Identification. Observational MMM recovers the causal curve iff a sufficient adjustment set is observed; in practice the confounders are unobserved, so it does not.

Key identities

Dose–response: \mu(x)=\mathbb E[Y(x)], with Y^{\text{obs}}=Y(X).
Ignorability: Y(x)\perp X\mid Z (equivalently, Z blocks every back-door path).
Adjustment: \mu(x)=\mathbb E_Z[\mathbb E[Y\mid X=x,Z]].
Omitted-variable bias: \operatorname{plim}\hat\beta_{\text{naive}}=\beta+\gamma\,\operatorname{cov}(X,Z)/\operatorname{var}(X).
Back-door adjustment: P(Y\mid\mathrm{do}(X=x))=\sum_z P(Y\mid X=x,Z=z)P(Z=z).
Observation vs intervention: observational slope \beta+\text{bias} versus interventional slope \beta.

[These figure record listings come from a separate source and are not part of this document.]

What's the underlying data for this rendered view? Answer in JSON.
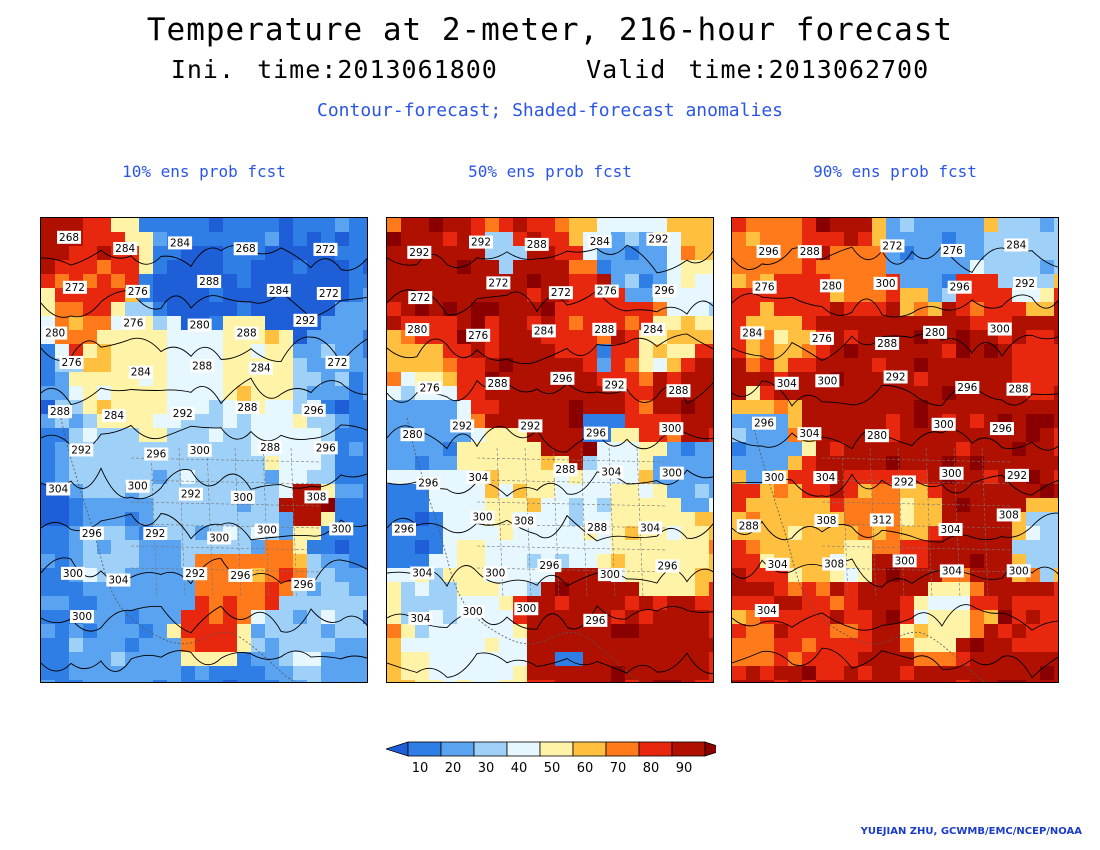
{
  "title": "Temperature at 2-meter, 216-hour forecast",
  "subtitle": {
    "init": "Ini. time:2013061800",
    "valid": "Valid time:2013062700"
  },
  "description": "Contour-forecast; Shaded-forecast anomalies",
  "panels": [
    {
      "title": "10% ens prob fcst",
      "dominant": "cool",
      "contour_labels": [
        "268",
        "284",
        "284",
        "268",
        "272",
        "272",
        "276",
        "288",
        "284",
        "272",
        "280",
        "276",
        "280",
        "288",
        "292",
        "276",
        "284",
        "288",
        "284",
        "272",
        "288",
        "284",
        "292",
        "288",
        "296",
        "292",
        "296",
        "300",
        "288",
        "296",
        "304",
        "300",
        "292",
        "300",
        "308",
        "296",
        "292",
        "300",
        "300",
        "300",
        "300",
        "304",
        "292",
        "296",
        "296",
        "300"
      ]
    },
    {
      "title": "50% ens prob fcst",
      "dominant": "mixed",
      "contour_labels": [
        "292",
        "292",
        "288",
        "284",
        "292",
        "272",
        "272",
        "272",
        "276",
        "296",
        "280",
        "276",
        "284",
        "288",
        "284",
        "276",
        "288",
        "296",
        "292",
        "288",
        "280",
        "292",
        "292",
        "296",
        "300",
        "296",
        "304",
        "288",
        "304",
        "300",
        "296",
        "300",
        "308",
        "288",
        "304",
        "304",
        "300",
        "296",
        "300",
        "296",
        "304",
        "300",
        "300",
        "296"
      ]
    },
    {
      "title": "90% ens prob fcst",
      "dominant": "warm",
      "contour_labels": [
        "296",
        "288",
        "272",
        "276",
        "284",
        "276",
        "280",
        "300",
        "296",
        "292",
        "284",
        "276",
        "288",
        "280",
        "300",
        "304",
        "300",
        "292",
        "296",
        "288",
        "296",
        "304",
        "280",
        "300",
        "296",
        "300",
        "304",
        "292",
        "300",
        "292",
        "288",
        "308",
        "312",
        "304",
        "308",
        "304",
        "308",
        "300",
        "304",
        "300",
        "304"
      ]
    }
  ],
  "colorbar": {
    "ticks": [
      "10",
      "20",
      "30",
      "40",
      "50",
      "60",
      "70",
      "80",
      "90"
    ],
    "colors": [
      "#1e5fd8",
      "#2f7ee6",
      "#5aa3f0",
      "#9fd0f8",
      "#e6f7ff",
      "#fff3a8",
      "#ffc040",
      "#ff7a1a",
      "#e8280e",
      "#b01000",
      "#8a0000"
    ]
  },
  "credit": "YUEJIAN ZHU, GCWMB/EMC/NCEP/NOAA"
}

The wound this chapter diagnoses is healed in the rest of Part VI: Chapter 20 (Quasi-Experimental Designs) generates spend variation independent of demand, and Chapter 21 (Advanced Calibration) folds those interventional estimates back into the posterior — closing the loop intervene → identify → calibrate → re-optimize.

Angrist, Joshua D., and Jörn-Steffen Pischke. 2009. Mostly Harmless Econometrics: An Empiricist’s Companion. Princeton University Press.

Imbens, Guido W., and Donald B. Rubin. 2015. Causal Inference for Statistics, Social, and Biomedical Sciences: An Introduction. Cambridge University Press.

Pearl, Judea. 2009. Causality: Models, Reasoning, and Inference. 2nd ed. Cambridge University Press.